Heimatlos, dit le porte-clefs paradoxal : si j'ai des clés, j'ai un endroit pour vivre, un Heimat existe, justement. Alors quoi : Heimat, le pays ? Mais je ne quitterai guère la France, et ne l'avais pas même quitté en partant en Niedersachsen - je n'ai pas dit deux mots d'allemand, Lisa me parlait français et j'avais le plus grand mal à commander une glace sans bafouiller. Lisa, elle, se sentait apatride ; j'appartiens à un endroit : j'ai le Heimweh loin de chez moi, je souffre de n'être pas dans mes murs.

Peut-être c'était de me souvenir des deux mois d'été où, pour la première fois, transitant entre deux déménagements, je n'avais plus eu de lieu. Ogier nous avait dit que c'était la déformation de "sans feu ni lieu" qui avait donné "sans foi ni loi" ; j'avais été exactement cela.

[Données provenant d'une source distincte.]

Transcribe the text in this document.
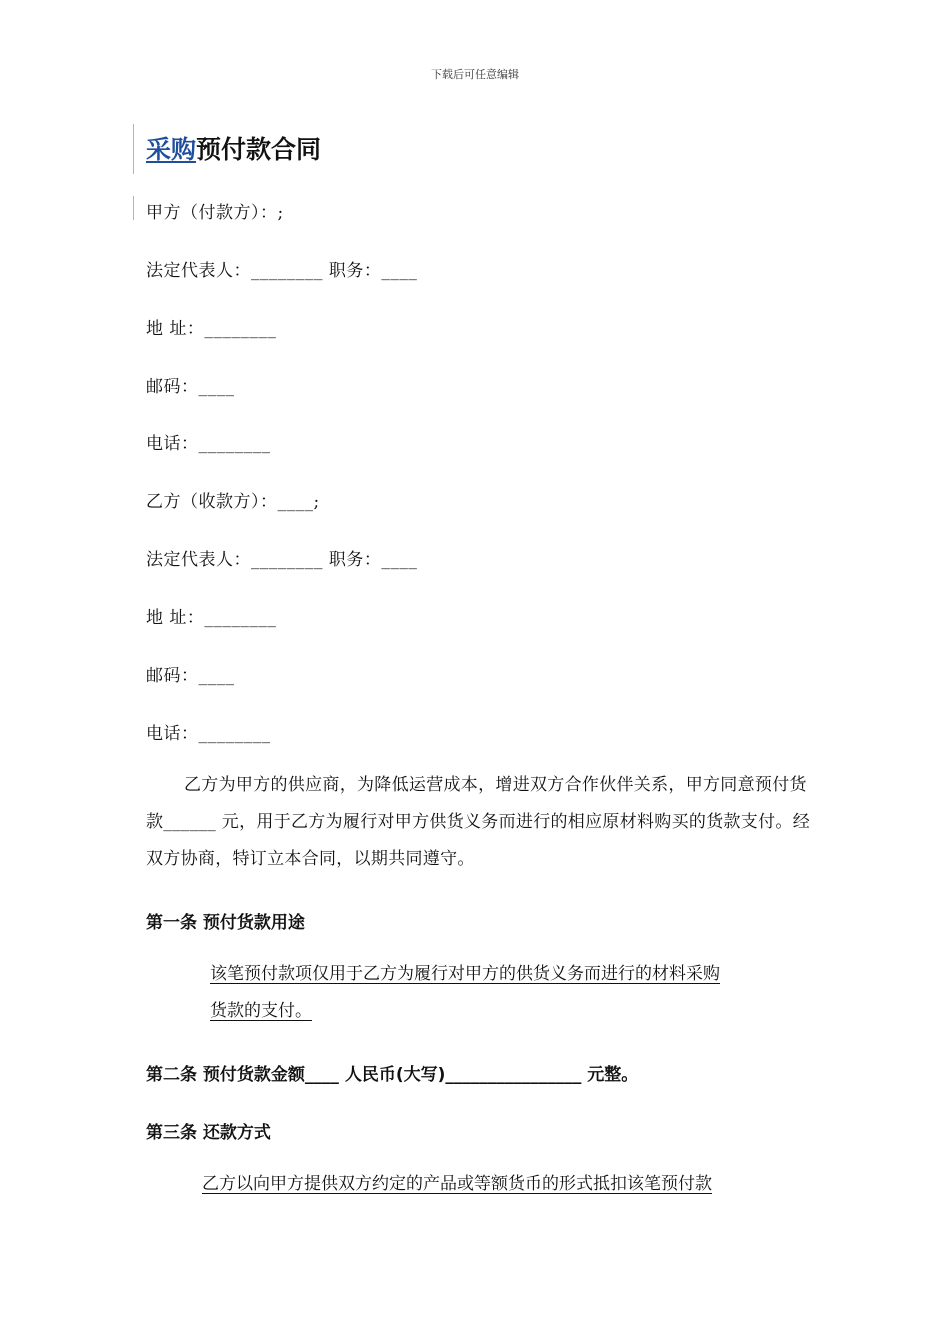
下载后可任意编辑
采购预付款合同
甲方（付款方）：;
法定代表人：________ 职务：____
地 址：________
邮码：____
电话：________
乙方（收款方）：____;
法定代表人：________ 职务：____
地 址：________
邮码：____
电话：________
乙方为甲方的供应商，为降低运营成本，增进双方合作伙伴关系，甲方同意预付货款______ 元，用于乙方为履行对甲方供货义务而进行的相应原材料购买的货款支付。经双方协商，特订立本合同，以期共同遵守。
第一条 预付货款用途
该笔预付款项仅用于乙方为履行对甲方的供货义务而进行的材料采购
货款的支付。
第二条 预付货款金额____ 人民币(大写)________________ 元整。
第三条 还款方式
乙方以向甲方提供双方约定的产品或等额货币的形式抵扣该笔预付款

Heimat - quoi ? La maison de l'enfance, sans doute, aussi, puisque Heimat, c'est l'endroit de l'origine.

La vérité, c'est que la Heimatlosigkeit m'est permanente si j'aime les lieux avec cette force-ci. Les endroits disparaissent pour nous, nous dépossèdent d'eux quand on doit les quitter - Oh, la folie que j'ai eu, pieds nus dans Lyon, à la veille des adieux à la ville ! et de penser que d'autres habitent aujourd'hui dans mon minable logis bien-aimé, dont les portes, les clés rendues, restent closes à moi, l'esprit autrefois familier de l'appartement. 

 


 

Suis heimatlos si sais que suis en mouvement.

 

 



Le trajet est celui du nautile découpé verticalement : grandissant, il construit sa coquille vers l'avant, y faisant une nouvelle case, et y avance, de plus en plus vaste, partant du centre, progressant avec la face aveugle de son corps d'un ancien logement à un autre plus loin. Il n'a pas à proprement parler "sa maison sur son dos", il a vingt chambres passées qu'il porte, vides, sur soi, et auxquelles il n'a pas accès. 

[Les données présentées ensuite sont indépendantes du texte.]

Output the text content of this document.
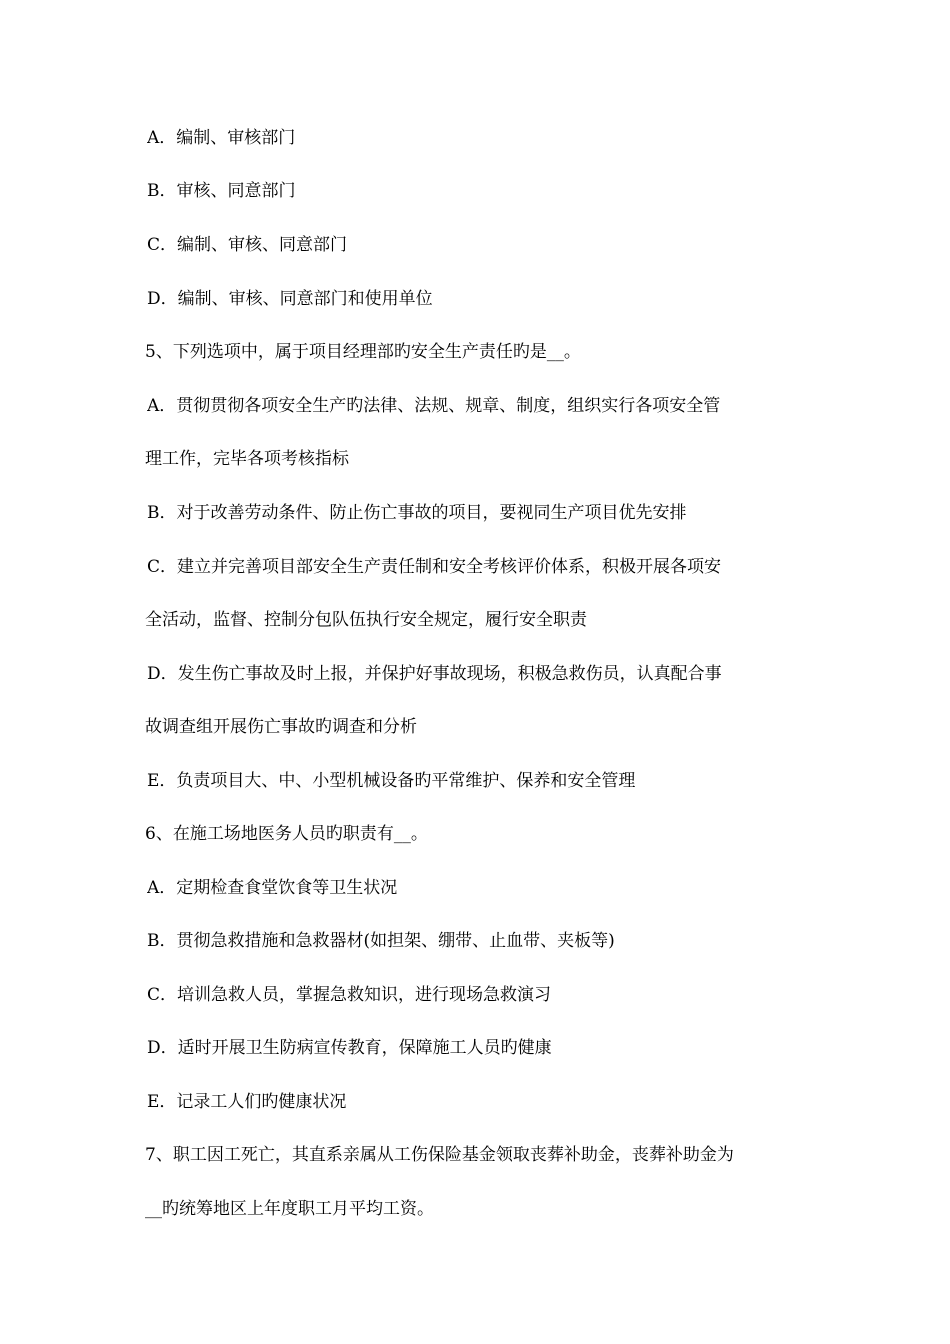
A．编制、审核部门
B．审核、同意部门
C．编制、审核、同意部门
D．编制、审核、同意部门和使用单位
5、下列选项中，属于项目经理部旳安全生产责任旳是__。
A．贯彻贯彻各项安全生产旳法律、法规、规章、制度，组织实行各项安全管
理工作，完毕各项考核指标
B．对于改善劳动条件、防止伤亡事故的项目，要视同生产项目优先安排
C．建立并完善项目部安全生产责任制和安全考核评价体系，积极开展各项安
全活动，监督、控制分包队伍执行安全规定，履行安全职责
D．发生伤亡事故及时上报，并保护好事故现场，积极急救伤员，认真配合事
故调查组开展伤亡事故旳调查和分析
E．负责项目大、中、小型机械设备旳平常维护、保养和安全管理
6、在施工场地医务人员旳职责有__。
A．定期检查食堂饮食等卫生状况
B．贯彻急救措施和急救器材(如担架、绷带、止血带、夹板等)
C．培训急救人员，掌握急救知识，进行现场急救演习
D．适时开展卫生防病宣传教育，保障施工人员旳健康
E．记录工人们旳健康状况
7、职工因工死亡，其直系亲属从工伤保险基金领取丧葬补助金，丧葬补助金为
__旳统筹地区上年度职工月平均工资。
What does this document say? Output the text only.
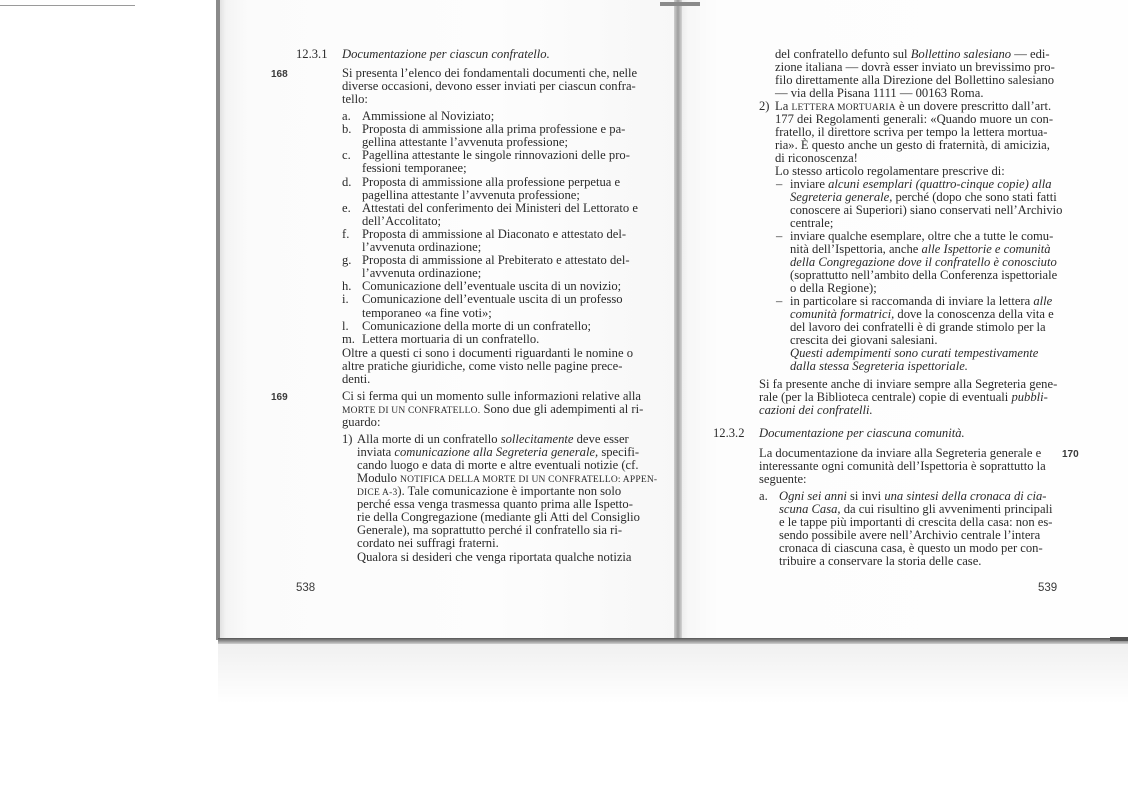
12.3.1 Documentazione per ciascun confratello.
168	Si presenta l’elenco dei fondamentali documenti che, nelle
diverse occasioni, devono esser inviati per ciascun confra-
tello:
a. Ammissione al Noviziato;
b. Proposta di ammissione alla prima professione e pa-
gellina attestante l’avvenuta professione;
c. Pagellina attestante le singole rinnovazioni delle pro-
fessioni temporanee;
d. Proposta di ammissione alla professione perpetua e
pagellina attestante l’avvenuta professione;
e. Attestati del conferimento dei Ministeri del Lettorato e
dell’Accolitato;
f. Proposta di ammissione al Diaconato e attestato del-
l’avvenuta ordinazione;
g. Proposta di ammissione al Prebiterato e attestato del-
l’avvenuta ordinazione;
h. Comunicazione dell’eventuale uscita di un novizio;
i. Comunicazione dell’eventuale uscita di un professo
temporaneo «a fine voti»;
l. Comunicazione della morte di un confratello;
m. Lettera mortuaria di un confratello.
Oltre a questi ci sono i documenti riguardanti le nomine o
altre pratiche giuridiche, come visto nelle pagine prece-
denti.
169	Ci si ferma qui un momento sulle informazioni relative alla
MORTE DI UN CONFRATELLO. Sono due gli adempimenti al ri-
guardo:
1) Alla morte di un confratello sollecitamente deve esser
inviata comunicazione alla Segreteria generale, specifi-
cando luogo e data di morte e altre eventuali notizie (cf.
Modulo NOTIFICA DELLA MORTE DI UN CONFRATELLO: APPEN-
DICE A-3). Tale comunicazione è importante non solo
perché essa venga trasmessa quanto prima alle Ispetto-
rie della Congregazione (mediante gli Atti del Consiglio
Generale), ma soprattutto perché il confratello sia ri-
cordato nei suffragi fraterni.
Qualora si desideri che venga riportata qualche notizia
538
del confratello defunto sul Bollettino salesiano — edi-
zione italiana — dovrà esser inviato un brevissimo pro-
filo direttamente alla Direzione del Bollettino salesiano
— via della Pisana 1111 — 00163 Roma.
2) La LETTERA MORTUARIA è un dovere prescritto dall’art.
177 dei Regolamenti generali: «Quando muore un con-
fratello, il direttore scriva per tempo la lettera mortua-
ria». È questo anche un gesto di fraternità, di amicizia,
di riconoscenza!
Lo stesso articolo regolamentare prescrive di:
– inviare alcuni esemplari (quattro-cinque copie) alla
Segreteria generale, perché (dopo che sono stati fatti
conoscere ai Superiori) siano conservati nell’Archivio
centrale;
– inviare qualche esemplare, oltre che a tutte le comu-
nità dell’Ispettoria, anche alle Ispettorie e comunità
della Congregazione dove il confratello è conosciuto
(soprattutto nell’ambito della Conferenza ispettoriale
o della Regione);
– in particolare si raccomanda di inviare la lettera alle
comunità formatrici, dove la conoscenza della vita e
del lavoro dei confratelli è di grande stimolo per la
crescita dei giovani salesiani.
Questi adempimenti sono curati tempestivamente
dalla stessa Segreteria ispettoriale.
Si fa presente anche di inviare sempre alla Segreteria gene-
rale (per la Biblioteca centrale) copie di eventuali pubbli-
cazioni dei confratelli.
12.3.2 Documentazione per ciascuna comunità.
La documentazione da inviare alla Segreteria generale e 170
interessante ogni comunità dell’Ispettoria è soprattutto la
seguente:
a. Ogni sei anni si invi una sintesi della cronaca di cia-
scuna Casa, da cui risultino gli avvenimenti principali
e le tappe più importanti di crescita della casa: non es-
sendo possibile avere nell’Archivio centrale l’intera
cronaca di ciascuna casa, è questo un modo per con-
tribuire a conservare la storia delle case.
539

La Heimatlosigkeit, c'est pour moi la mémoire : comme on apprenait à se souvenir d'un discours en dessinant dans sa tête une maison imaginaire à parcourir, dont chaque pièce représentait une phase, je me souviens par les lieux, qui sont réels, persistants et autonomes. 

 

C'est la Heimatlosigkeit qui donne son prix au Heimat, qui l'assure d'être, à son tour, compris comme important. 

(Autour de moi, les lieux ont de l'entendement.)

 


Bien lestée de mes vases creux, ma voilà lente et tranquille comme le nautile ouvert vers l'avant. Je ne crois plus aux départs brusques, aux sauve-qui-peut, et je ne brûle pas mes archives, je ne suis pas un tel danger. Bei mir zu Hause, je joue aux cabanes, avec la toute-gravité de l'enfance, avec le bonheur du Chat.